I’m not moving to mastodon and I’m not even blaming Twitter’s new owner for the all the shitty experience with the social network. We build our own timelines. We decide which tweets we reply, who we retweet or — the start of so many shitty interactions — what we quote-tweet.

We — collectively — have made twitter the shitty place it can be. If an alternative network emerges with similar enough rules, we’ll make it shitty as well. I believe the shit is mainly the by-product of what we do in a place like that.

It’s addictive shit, though. Which is why it’s self-reinforcing.

The app has been gone from my phone for over a year. Notifications were not driving my usage of twitter. But still, I came back to it and engaged on shitty stuff. And created my share of new shitty stuff, of course.

Then it struck me that “my twitter” is not the app I removed nor the site I keep visiting. It’s the value we assign to the “content” we create and see there. When people thought that Twitter could collapse, some of us went and downloaded our archives. That’s what we wanted to salvage.

I guess some of us come back to twitter not (just) chasing notifications, but because we feel it’s the place where we also build — over time — a corpus of useful content. Micro-blogging, as we called it when it all begun.

That’s naive. We rarely reference past tweets. Not in a constructive way, at least. The most common use cases I see on my timeline to resurface past tweets: blaming others for being wrong in the past, blaming others for changing their opinions, assert how right we were in the past. I have done it as well, of course.

So, in my slow quest to use twitter less, I deleted my archive (as much as Twitter’s API let me). And I’ll be constantly deleting anything older than 7 days. Twitter for me will just be a place to have small ephemeral interchanges.

Part II: Cron jobs in the cloud?

The cloud is expensive.

It’s also a no brainer for anybody who doesn’t need tons of computing/storage/etc resources. Only at certain scale it makes sense to own and operate computing resources. Constantly deleting tweets older than 7 days is obviously not above the threshold. Renting the small amount of resources you need is the way to go.

A decade ago I would have used Heroku as a cron-on-the-cloud. As most Heroku users, I have been burned by the way the service was neglected. So I had to figure out how to run a process one a day.

I guessed it would mean building a docker image and then something will run that image daily. The something was my own machine at first, while I looked for the Heroku-replacement which was hopefully going to make this easier for me.

Part III: Fly.io machines

Fly seems to me like the spiritual Heroku-successor. It’s not just a replacement (in fact Render might be a better replacement for all the things Heroku provided, like a managed PostgreSQL service).

What I mean when I say Fly is a sort of evolution is that they give you useful abstractions so you can focus on the dev side and delegate the ops work to them.

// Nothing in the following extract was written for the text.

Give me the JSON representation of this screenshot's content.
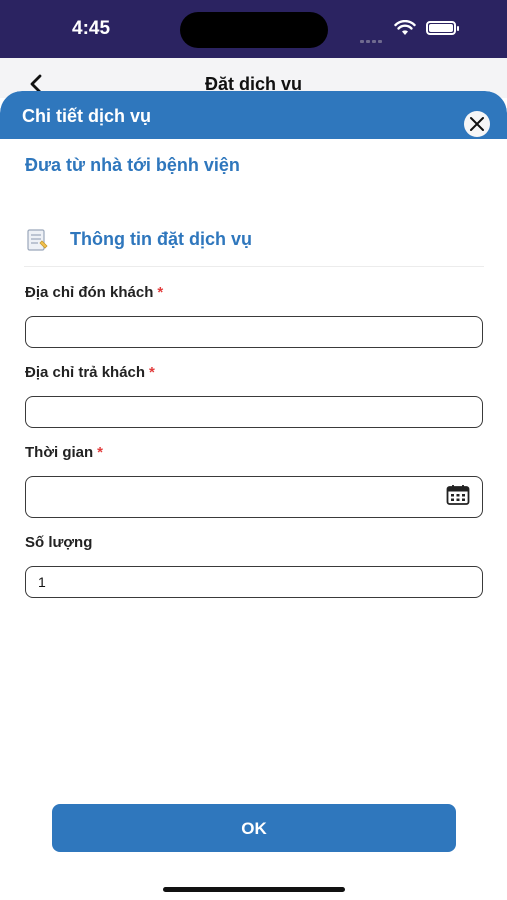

One of those abstractions are fly machines. Here is how I used them form my ephemeral-tweets-via-cloud-cron project:

1. Create an app to hold machines

Assuming you have Fly’s CLI installed

fly apps create --machines --name ephemeral-tweets

(You should pick your own app name if you want to do the same as me)

2. Create a Dockerfile with the thing you want to run.

For my use case it was super easy as the author of twitter-cleaner also publishes docker images (and I might even avoid creating my own Dockerfile, but I wanted to learn the generic case):

FROM caarlos0/twitter-cleaner:v0.7.0
ENTRYPOINT ["/usr/local/bin/twitter-cleaner", "--max-age=168h", "--twitter-consumer-key=XYZ", "--twitter-consumer-secret=XYZ", "--twitter-access-token=XYZ", "--twitter-access-token-secret=XYZ"]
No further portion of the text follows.